The company's top brass also fomented a "male-dominated" culture of sexual harassment, according to Han.

In examples listed in the complaint, Han said one male executive made comments about her makeup, complexion and breast size, while another played romantic music and repeatedly touched her hand while they were working alone in a room.

The firm is the U.S. wing of a Hong Kong-based company.

I do not have the numbers on the cost of the capital in this specific case, but time after time in these situations the investors are in mezzanine financing (no collateral) and get about 1 percent a year for their money; this saves the middlemen about 9 percent, but offers the investors a family-sized set of green cards. This is par for the course.

Han, apparently hired as a subsidized worker under the Optional Practical Training program after securing an American degree, was later moved into H-1B status. She no longer works for the company and her current migration status was not mentioned in the article.

The project, 99 Hudson, in Jersey City, is not to be confused with an even bigger EB-5 project, Hudson Yards, on the other side of the river in Manhattan.

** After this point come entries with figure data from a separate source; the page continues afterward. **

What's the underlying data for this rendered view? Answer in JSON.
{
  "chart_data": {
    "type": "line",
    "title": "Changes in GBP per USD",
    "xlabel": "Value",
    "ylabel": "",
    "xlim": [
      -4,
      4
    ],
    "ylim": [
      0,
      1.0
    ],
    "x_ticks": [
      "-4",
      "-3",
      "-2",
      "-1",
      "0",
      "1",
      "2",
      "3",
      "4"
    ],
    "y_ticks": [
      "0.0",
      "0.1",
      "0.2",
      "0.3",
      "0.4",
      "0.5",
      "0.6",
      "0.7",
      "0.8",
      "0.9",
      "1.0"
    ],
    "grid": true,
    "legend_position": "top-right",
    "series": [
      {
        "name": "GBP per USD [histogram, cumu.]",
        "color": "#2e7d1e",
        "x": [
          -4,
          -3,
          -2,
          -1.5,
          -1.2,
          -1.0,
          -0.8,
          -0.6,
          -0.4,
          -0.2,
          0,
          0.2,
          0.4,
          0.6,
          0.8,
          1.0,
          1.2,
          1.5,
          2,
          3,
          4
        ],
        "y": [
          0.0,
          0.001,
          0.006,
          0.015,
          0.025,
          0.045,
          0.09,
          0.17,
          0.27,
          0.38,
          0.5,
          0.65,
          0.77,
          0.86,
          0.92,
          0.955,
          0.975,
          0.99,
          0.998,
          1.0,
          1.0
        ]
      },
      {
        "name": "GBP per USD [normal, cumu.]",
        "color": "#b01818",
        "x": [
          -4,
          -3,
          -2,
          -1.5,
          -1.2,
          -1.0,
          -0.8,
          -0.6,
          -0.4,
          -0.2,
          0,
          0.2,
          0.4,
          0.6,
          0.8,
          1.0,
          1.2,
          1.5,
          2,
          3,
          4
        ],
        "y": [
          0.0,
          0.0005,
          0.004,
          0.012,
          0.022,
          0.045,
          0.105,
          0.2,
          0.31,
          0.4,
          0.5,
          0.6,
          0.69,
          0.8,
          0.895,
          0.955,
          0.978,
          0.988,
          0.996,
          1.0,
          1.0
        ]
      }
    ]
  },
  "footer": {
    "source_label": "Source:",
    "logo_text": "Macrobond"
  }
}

It is also different from, but similar to, a nearby EB-5 project run by the Kushner family at One Journal Square, also in Jersey City.

Han's suit, filed in the Hudson County Court, relates to two N.J. statutes, the Anti-Discrimination Law (which is older than the comparable federal statute) and the state's Conscientious Employee Protection Act; she seeks compensatory and punitive damages, as well as legal fees.

The 99 Hudson website shows that there are 96 EB-5 investors, who put $48 million toward the project.